Itulah sebabnya rekan-rekan saya tetap diam ketika banyak yang tahu bahwa boikot di akademi adalah antitesis dari penyelidikan bebas dan terbuka. Banyak dari profesor ini juga memahami bahwa gangguan kelas bertentangan dengan sekolah komitmen untuk menghargai perbedaan. Memang, komitmen Sarah Lawrence terhadap keberagaman, kesetaraan, dan inklusi menyatakan bahwa siswa harus mampu “bekerja secara konstruktif dengan dan belajar dari rekan kerja yang beragam” dan menekankan bahwa “orang-orang dari latar belakang yang berbeda dan dengan pandangan yang berbeda harus siap untuk memperlakukan satu sama lain dengan rasa saling menghormati dan rasa ingin tahu yang jujur ​​sehingga mereka dapat terlibat dan belajar dari satu sama lain.”

Terjebak dalam monokultur yang sama yang menekan keingintahuan intelektual dan keterbukaan mahasiswa saya, rekan-rekan saya takut berselisih dengan kekuatan antisemit yang kuat yang telah mendominasi sebagian besar kehidupan kampus. Mereka tidak ingin bergabung dengan saya sebagai persona non grata.

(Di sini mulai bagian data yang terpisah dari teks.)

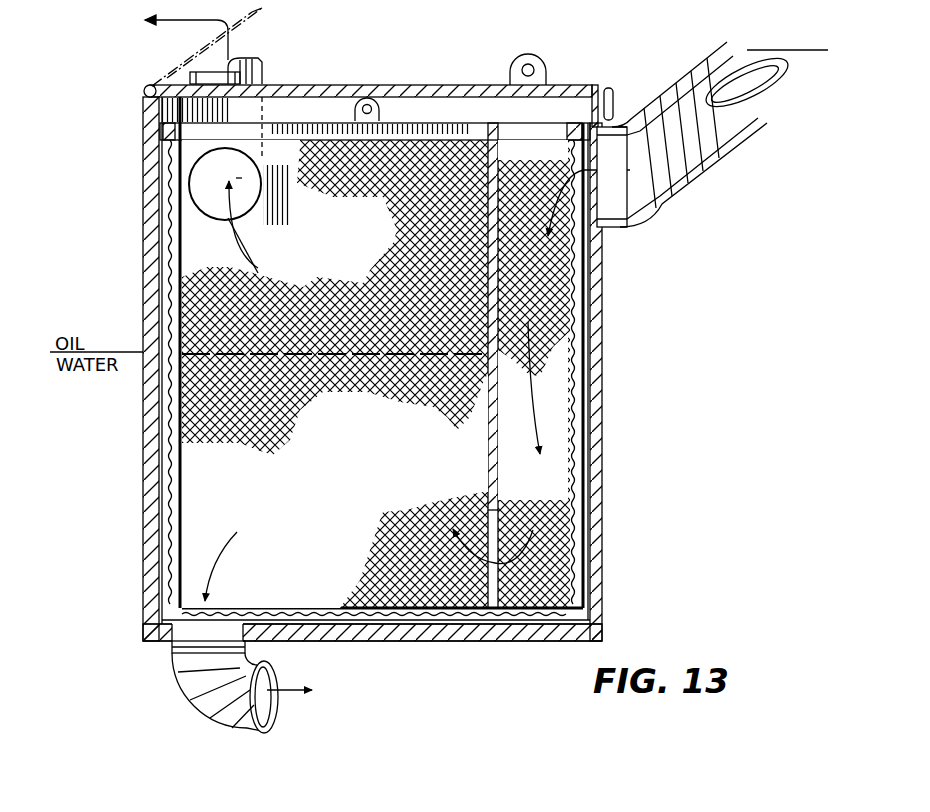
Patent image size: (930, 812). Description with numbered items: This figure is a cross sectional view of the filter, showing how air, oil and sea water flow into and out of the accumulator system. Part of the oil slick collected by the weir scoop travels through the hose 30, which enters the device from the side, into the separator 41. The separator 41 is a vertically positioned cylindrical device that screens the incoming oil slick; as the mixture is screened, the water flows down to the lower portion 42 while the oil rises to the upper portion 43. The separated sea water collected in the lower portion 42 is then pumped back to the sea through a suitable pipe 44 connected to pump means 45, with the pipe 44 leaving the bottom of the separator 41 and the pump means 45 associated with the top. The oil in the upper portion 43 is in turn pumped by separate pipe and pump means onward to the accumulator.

Ini adalah contoh lain yang membuktikan bahwa komitmen akademis terhadap kesetaraan dan rasa hormat memiliki beberapa titik buta yang berbahaya. Titik buta ini sangat merugikan siswa dengan menciptakan iklim yang tidak liberal dan tidak bersahabat bagi banyak ide dan keyakinan serta mencegah siswa terlibat sepenuhnya dalam kehidupan akademis dan usaha mencari kebenaran.

Banyak mahasiswa takut untuk bertanya, mengambil kelas tertentu, menangani masalah tertentu, dan memiliki rasa ingin tahu intelektual karena budaya pembatalan dan perilaku tidak liberal dari teman sebaya dan guru mereka menjauhkan universitas dari pencarian kebenaran. Pendidikan tinggi harus membalikkan tren yang merusak ini.

KLIK DI SINI UNTUK MEMBACA LEBIH LANJUT DARI WASHINGTON EXAMINER

Samuel J. Abrams adalah profesor politik di Sarah Lawrence College dan peneliti senior di American Enterprise Institute.